Russlands Öleinnahmen steigen sprunghaft – Krieg im Iran füllt Moskaus Kriegskasse

Der Preis für russisches Öl ist seit Beginn des Krieges im Iran um 82 % gestiegen.

Russlands Öleinnahmen steigen sprunghaft – Krieg im Iran füllt Moskaus Kriegskasse
Foto: Vardan Papikyan / Unsplash

Moskau/London – Der Krieg im Nahen Osten hat eine unerwartete Nebenwirkung, die für die Ukraine und ihre Verbündeten alarmierend ist: Der drastische Anstieg der weltweiten Ölpreise infolge der Sperrung der Straße von Hormus durch den Iran verschafft Russland deutlich höhere Einnahmen aus seinen Ölexporten – und damit mehr Geld für die Finanzierung des Krieges gegen die Ukraine.

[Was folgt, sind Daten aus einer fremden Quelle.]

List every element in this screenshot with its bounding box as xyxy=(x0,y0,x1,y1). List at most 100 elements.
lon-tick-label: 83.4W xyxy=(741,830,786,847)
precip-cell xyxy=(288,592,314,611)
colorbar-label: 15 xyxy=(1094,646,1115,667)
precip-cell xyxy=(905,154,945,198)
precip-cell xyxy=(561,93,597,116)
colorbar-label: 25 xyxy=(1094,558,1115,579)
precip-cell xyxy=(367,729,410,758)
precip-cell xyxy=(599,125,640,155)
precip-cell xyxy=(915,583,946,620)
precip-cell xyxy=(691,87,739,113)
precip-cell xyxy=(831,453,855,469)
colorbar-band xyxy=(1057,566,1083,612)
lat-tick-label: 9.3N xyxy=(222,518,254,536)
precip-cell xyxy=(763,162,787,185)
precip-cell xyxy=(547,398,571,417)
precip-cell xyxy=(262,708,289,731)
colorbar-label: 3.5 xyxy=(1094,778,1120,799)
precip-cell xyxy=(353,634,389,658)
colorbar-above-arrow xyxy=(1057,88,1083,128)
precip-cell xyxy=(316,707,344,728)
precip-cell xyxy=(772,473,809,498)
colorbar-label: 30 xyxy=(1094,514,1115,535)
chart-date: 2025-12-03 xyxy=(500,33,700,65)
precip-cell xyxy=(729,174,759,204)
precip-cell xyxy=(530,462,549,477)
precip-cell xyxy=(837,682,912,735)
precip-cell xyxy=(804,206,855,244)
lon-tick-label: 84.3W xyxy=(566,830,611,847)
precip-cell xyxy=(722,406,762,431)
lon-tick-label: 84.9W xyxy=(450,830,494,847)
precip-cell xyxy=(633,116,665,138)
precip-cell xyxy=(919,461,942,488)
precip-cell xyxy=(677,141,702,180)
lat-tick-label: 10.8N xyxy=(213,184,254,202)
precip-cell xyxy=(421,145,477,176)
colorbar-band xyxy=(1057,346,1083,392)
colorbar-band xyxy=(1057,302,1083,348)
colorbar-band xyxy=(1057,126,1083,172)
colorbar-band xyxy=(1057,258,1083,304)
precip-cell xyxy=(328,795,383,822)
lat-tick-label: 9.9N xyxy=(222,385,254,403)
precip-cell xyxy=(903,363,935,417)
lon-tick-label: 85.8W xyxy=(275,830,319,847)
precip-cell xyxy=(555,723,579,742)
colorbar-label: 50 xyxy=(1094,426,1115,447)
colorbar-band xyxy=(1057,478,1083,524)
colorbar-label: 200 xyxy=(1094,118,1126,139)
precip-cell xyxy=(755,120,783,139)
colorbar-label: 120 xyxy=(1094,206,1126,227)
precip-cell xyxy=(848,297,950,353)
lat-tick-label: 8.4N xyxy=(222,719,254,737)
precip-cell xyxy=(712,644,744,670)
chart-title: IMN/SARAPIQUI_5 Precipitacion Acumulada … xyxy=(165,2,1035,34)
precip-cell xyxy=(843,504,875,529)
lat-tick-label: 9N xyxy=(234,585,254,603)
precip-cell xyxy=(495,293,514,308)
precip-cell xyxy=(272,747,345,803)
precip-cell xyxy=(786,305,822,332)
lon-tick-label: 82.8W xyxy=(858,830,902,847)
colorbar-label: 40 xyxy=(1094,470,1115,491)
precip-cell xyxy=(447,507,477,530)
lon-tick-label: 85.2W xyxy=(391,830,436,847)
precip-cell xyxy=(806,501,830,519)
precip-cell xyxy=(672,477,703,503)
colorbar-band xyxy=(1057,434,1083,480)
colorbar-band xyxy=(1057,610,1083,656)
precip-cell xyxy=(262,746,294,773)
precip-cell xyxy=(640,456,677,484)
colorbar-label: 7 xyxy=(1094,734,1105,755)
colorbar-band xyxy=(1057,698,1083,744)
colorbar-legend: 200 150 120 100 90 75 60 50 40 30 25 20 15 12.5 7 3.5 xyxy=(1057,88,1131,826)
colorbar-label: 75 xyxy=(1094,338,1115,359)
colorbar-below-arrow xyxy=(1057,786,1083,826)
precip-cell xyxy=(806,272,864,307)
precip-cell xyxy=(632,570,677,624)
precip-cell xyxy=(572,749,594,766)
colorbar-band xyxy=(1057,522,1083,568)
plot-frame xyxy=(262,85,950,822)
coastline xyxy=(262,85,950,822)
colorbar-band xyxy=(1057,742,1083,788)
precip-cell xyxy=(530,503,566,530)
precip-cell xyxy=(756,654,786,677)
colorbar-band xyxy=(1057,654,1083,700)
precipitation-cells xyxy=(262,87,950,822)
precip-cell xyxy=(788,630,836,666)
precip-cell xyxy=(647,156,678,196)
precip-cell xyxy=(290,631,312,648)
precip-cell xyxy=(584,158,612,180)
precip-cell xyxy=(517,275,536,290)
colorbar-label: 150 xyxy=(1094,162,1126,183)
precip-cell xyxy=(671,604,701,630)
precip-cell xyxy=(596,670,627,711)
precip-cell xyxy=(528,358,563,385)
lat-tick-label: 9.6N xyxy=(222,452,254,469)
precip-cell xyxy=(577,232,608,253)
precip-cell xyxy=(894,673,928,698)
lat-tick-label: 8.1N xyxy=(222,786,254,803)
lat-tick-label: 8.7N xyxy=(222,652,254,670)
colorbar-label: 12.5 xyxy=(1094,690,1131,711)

Wie die Nachrichtenagentur Reuters berichtet, hat der für die russische Besteuerung maßgebliche Ölpreis am 9. März die im russischen Staatshaushalt eingeplante Schwelle erstmals seit Januar 2025 überstiegen. Der Preis für russisches Öl erreichte 6.105 Rubel pro Barrel – umgerechnet rund 77 US-Dollar. Das liegt deutlich über den im russischen Bundeshaushalt für 2026 veranschlagten 5.440 Rubel beziehungsweise 59 US-Dollar pro Barrel. Gegenüber dem Stand vom 27. Februar – dem Tag vor Beginn der US-israelischen Militäroperation gegen den Iran – entspricht dies einem Preisanstieg von 82 Prozent innerhalb weniger Tage.

Besonders brisant: Händler, mit denen Reuters gesprochen hat, berichten, dass Indien russisches Öl sogar zu einem Preis oberhalb des Brent-Referenzpreises gekauft hat – ein Novum, das die veränderte Marktlage verdeutlicht. Bislang musste Russland sein Öl wegen westlicher Sanktionen und der daraus resultierenden Preisdeckelung mit erheblichen Abschlägen verkaufen. Dieser Nachteil fällt nun zumindest vorübergehend weg.

Da Russlands Öl- und Gaseinnahmen direkt zur Finanzierung der Kriegsausgaben genutzt werden, profitiert der Kreml nun unmittelbar vom Konflikt im Nahen Osten – ohne selbst aktiv an ihm beteiligt zu sein. Für Kyjiw bedeutet das eine verschlechterte strategische Ausgangslage: Russland, dessen Wirtschaft zuletzt durch gesunkene Weltmarktpreise und Sanktionsdruck spürbar belastet war, erhält nun einen unerwarteten finanziellen Puffer.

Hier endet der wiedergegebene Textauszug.